NIFTy4 enables the programming of grid and resolution independent algorithms. In particular for signal inference algorithms, where a continuous signal field is to be recovered, this freedom is desirable. This is achieved with an object-oriented infrastructure that comprises, among others, abstract classes for :ref:`Spaces <spaces>`, :ref:`Fields <fields>`, and :ref:`Operators <operators>`. All those are covered in this tutorial.
You should be able to import NIFTy4 like this after a successful `installation <install.html>`_.
>>> import nifty4 as ift
.. _spaces:
Spaces
......
The very foundation of NIFTy4's framework are spaces, all of which are derived from the :py:class:`DomainObject` class.
A space can be either unstructured or live on a geometrical manifold; the former case is supported by objects of type :py:class:`FieldArray`, while the latter must be derived from :py:class:`Space` (both of which are in turn derived from :py:class:`DomainObject`).

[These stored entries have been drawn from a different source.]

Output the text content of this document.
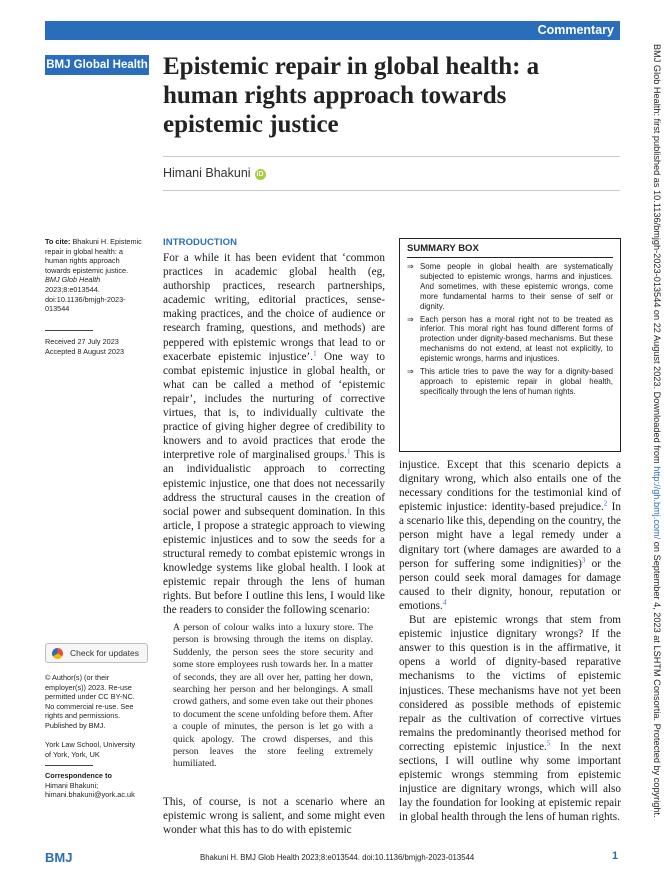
Commentary
BMJ Global Health Epistemic repair in global health: a human rights approach towards epistemic justice
Himani Bhakuni iD
To cite: Bhakuni H. Epistemic repair in global health: a human rights approach towards epistemic justice. BMJ Glob Health 2023;8:e013544. doi:10.1136/bmjgh-2023-013544
Received 27 July 2023
Accepted 8 August 2023
Check for updates
© Author(s) (or their employer(s)) 2023. Re-use permitted under CC BY-NC. No commercial re-use. See rights and permissions. Published by BMJ.
York Law School, University of York, York, UK
Correspondence to
Himani Bhakuni;
himani.bhakuni@york.ac.uk
INTRODUCTION
For a while it has been evident that ‘common practices in academic global health (eg, authorship practices, research partnerships, academic writing, editorial practices, sense-making practices, and the choice of audience or research framing, questions, and methods) are peppered with epistemic wrongs that lead to or exacerbate epistemic injustice’.$^1$ One way to combat epistemic injustice in global health, or what can be called a method of ‘epistemic repair’, includes the nurturing of corrective virtues, that is, to individually cultivate the practice of giving higher degree of credibility to knowers and to avoid practices that erode the interpretive role of marginalised groups.$^1$ This is an individualistic approach to correcting epistemic injustice, one that does not necessarily address the structural causes in the creation of social power and subsequent domination. In this article, I propose a strategic approach to viewing epistemic injustices and to sow the seeds for a structural remedy to combat epistemic wrongs in knowledge systems like global health. I look at epistemic repair through the lens of human rights. But before I outline this lens, I would like the readers to consider the following scenario:
A person of colour walks into a luxury store. The person is browsing through the items on display. Suddenly, the person sees the store security and some store employees rush towards her. In a matter of seconds, they are all over her, patting her down, searching her person and her belongings. A small crowd gathers, and some even take out their phones to document the scene unfolding before them. After a couple of minutes, the person is let go with a quick apology. The crowd disperses, and this person leaves the store feeling extremely humiliated.
This, of course, is not a scenario where an epistemic wrong is salient, and some might even wonder what this has to do with epistemic
SUMMARY BOX
⇒ Some people in global health are systematically subjected to epistemic wrongs, harms and injustices. And sometimes, with these epistemic wrongs, come more fundamental harms to their sense of self or dignity.
⇒ Each person has a moral right not to be treated as inferior. This moral right has found different forms of protection under dignity-based mechanisms. But these mechanisms do not extend, at least not explicitly, to epistemic wrongs, harms and injustices.
⇒ This article tries to pave the way for a dignity-based approach to epistemic repair in global health, specifically through the lens of human rights.

injustice. Except that this scenario depicts a dignitary wrong, which also entails one of the necessary conditions for the testimonial kind of epistemic injustice: identity-based prejudice.$^2$ In a scenario like this, depending on the country, the person might have a legal remedy under a dignitary tort (where damages are awarded to a person for suffering some indignities)$^3$ or the person could seek moral damages for damage caused to their dignity, honour, reputation or emotions.$^4$

But are epistemic wrongs that stem from epistemic injustice dignitary wrongs? If the answer to this question is in the affirmative, it opens a world of dignity-based reparative mechanisms to the victims of epistemic injustices. These mechanisms have not yet been considered as possible methods of epistemic repair as the cultivation of corrective virtues remains the predominantly theorised method for correcting epistemic injustice.$^5$ In the next sections, I will outline why some important epistemic wrongs stemming from epistemic injustice are dignitary wrongs, which will also lay the foundation for looking at epistemic repair in global health through the lens of human rights.

BMJ Glob Health: first published as 10.1136/bmjgh-2023-013544 on 22 August 2023. Downloaded from http://gh.bmj.com/ on September 4, 2023 at LSHTM Consortia. Protected by copyright.
BMJ	Bhakuni H. BMJ Glob Health 2023;8:e013544. doi:10.1136/bmjgh-2023-013544	1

Examples for structured spaces are
- :py:class:`RGSpace` (an equidistant Cartesian grid with a user-definable number of dimensions),
- :py:class:`GLSpace` (a Gauss-Legendre grid on the sphere), and
- :py:class:`LMSpace` (a grid storing spherical harmonic coefficients).
Domains
-------
A field can live on a single space, but it can also live on a product of spaces (or no space at all, in which case it is a scalar).
The set of spaces on which a field lives is a called a _domain_ in NIFTy terminology; it is described by a :py:class:`DomainTuple` object.
.. _fields:
Fields
------
A field object is specified by
- a domain in form of a :py:class:`DomainTuple` object
- a data type (e.g. numpy.float64)
- an array containing the actual values
Fields support arithmetic operations, contractions, etc.